The Crown RC 5500 Series was made on a vision that concentrates on realistic challenges within the workplace. This innovative model features intelligent technology and best-in-class comfort and ergonomics. Keeping the operator comfortable and safe normally leads to more efficiency.
3-Wheel Stand-Up Counterbalanced Truck
The 3-Wheel Stand-Up Counterbalanced Truck comes in 3000, three thousand five hundred and 4000 pound capacity.

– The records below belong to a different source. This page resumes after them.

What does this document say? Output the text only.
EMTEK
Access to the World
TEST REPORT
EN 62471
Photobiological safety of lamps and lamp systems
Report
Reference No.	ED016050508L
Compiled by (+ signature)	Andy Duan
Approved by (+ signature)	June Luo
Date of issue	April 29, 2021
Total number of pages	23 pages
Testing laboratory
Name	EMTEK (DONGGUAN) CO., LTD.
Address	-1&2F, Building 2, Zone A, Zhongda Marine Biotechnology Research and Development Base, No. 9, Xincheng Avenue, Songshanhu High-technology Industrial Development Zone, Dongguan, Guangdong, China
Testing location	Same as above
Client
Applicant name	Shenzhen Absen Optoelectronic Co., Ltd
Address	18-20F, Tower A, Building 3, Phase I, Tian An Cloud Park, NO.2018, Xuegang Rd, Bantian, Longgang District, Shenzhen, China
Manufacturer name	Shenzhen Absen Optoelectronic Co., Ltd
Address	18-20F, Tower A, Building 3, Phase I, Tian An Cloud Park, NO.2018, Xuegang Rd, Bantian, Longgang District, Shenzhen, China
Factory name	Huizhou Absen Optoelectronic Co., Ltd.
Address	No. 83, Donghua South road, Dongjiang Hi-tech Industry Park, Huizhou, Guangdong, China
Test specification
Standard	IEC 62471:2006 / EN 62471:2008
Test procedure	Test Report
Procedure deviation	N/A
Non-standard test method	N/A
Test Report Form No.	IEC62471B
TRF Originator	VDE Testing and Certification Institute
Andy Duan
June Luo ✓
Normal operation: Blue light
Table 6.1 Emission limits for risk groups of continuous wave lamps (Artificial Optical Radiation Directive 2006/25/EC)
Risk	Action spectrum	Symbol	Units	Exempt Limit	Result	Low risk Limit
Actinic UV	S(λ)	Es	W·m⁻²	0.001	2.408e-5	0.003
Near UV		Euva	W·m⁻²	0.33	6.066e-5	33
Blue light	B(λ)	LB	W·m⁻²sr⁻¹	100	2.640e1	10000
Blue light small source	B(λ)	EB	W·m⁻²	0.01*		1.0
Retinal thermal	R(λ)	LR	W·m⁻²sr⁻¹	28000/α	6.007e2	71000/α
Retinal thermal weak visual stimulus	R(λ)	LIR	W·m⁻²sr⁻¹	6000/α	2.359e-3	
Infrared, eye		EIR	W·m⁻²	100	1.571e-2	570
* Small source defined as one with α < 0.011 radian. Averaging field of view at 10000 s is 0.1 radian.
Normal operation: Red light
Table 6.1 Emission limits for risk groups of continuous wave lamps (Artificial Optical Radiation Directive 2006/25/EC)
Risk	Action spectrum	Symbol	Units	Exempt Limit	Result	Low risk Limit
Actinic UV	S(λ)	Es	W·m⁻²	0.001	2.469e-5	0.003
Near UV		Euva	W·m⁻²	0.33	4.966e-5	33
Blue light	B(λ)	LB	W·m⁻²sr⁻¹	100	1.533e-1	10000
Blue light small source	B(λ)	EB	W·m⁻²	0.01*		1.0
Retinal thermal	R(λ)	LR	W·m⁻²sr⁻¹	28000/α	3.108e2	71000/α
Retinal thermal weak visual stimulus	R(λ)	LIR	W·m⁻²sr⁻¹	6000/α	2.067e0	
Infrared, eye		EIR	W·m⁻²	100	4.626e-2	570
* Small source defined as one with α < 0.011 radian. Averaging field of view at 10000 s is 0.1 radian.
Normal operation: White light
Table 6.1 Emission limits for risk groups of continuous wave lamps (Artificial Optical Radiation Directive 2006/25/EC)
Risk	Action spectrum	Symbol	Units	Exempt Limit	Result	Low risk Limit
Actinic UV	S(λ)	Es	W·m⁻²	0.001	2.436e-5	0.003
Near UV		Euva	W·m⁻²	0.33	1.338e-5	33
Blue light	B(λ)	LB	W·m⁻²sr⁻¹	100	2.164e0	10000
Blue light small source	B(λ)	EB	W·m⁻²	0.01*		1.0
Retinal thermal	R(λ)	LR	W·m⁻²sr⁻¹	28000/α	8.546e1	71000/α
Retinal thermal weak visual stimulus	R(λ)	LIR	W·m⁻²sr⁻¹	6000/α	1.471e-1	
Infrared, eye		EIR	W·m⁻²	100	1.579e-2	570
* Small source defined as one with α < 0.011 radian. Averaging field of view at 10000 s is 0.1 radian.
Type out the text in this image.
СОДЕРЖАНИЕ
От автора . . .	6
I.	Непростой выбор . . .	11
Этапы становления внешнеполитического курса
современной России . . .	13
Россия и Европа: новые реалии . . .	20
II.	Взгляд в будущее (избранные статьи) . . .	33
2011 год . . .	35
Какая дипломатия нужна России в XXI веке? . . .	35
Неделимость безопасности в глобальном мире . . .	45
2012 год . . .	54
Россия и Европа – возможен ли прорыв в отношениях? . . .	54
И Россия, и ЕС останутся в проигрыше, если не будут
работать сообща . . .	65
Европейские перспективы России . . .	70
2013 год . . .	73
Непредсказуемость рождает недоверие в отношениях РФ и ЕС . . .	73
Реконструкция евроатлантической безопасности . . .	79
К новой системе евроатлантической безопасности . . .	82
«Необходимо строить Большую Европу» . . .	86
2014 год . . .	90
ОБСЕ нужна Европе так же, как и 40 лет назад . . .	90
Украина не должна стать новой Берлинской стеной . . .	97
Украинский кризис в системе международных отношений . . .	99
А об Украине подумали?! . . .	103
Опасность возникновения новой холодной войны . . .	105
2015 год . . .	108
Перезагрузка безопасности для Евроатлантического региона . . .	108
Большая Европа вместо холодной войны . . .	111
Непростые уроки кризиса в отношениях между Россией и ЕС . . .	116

The Crown RC 5500 excels in a busy work environment. This unit achieves greatness whether it is operating on the dock or in an aisle. It is designed to provide the operator unparalleled ride control, unmatched visibility and the best ergonomics. The exclusive FlexRide technology provided by Crown provides a suspended floorboard so as to eliminate much of the shock and vibration which operators must work with on a daily basis. Interestingly enough, a lot of the competitor's sit-down truck units could not match the reduced impact levels offered by the RC 5500 Series.
Visibility - From a side-stance position in both directions of travel, this unit offer maximum visibility for the operator. A low-profile provides a clear view mast as well a sculpted chassis allows the operators to be able to clearly see the fork tips, all around the truck and the fender. This optimum view lessens damage and improves overall safety.
Speed - Top travel speeds are among the best within the business and achieved through Access 1 2 3 Technology combined with the latest AC traction control. Performance levels could be custom tuned in order to match the application needs or the operator's skill level.
Operator Safety & Comfort
The suspended floorboard provided by Crown's FlexRide significantly enhances overall work performance by enhancing comfort and fatigue is greatly reduced. The continuous shock and vibration can lead to severe operator exhaustion for those exposed to those motions everyday especially during travel over expansion joints, rough surfaces and dock plates.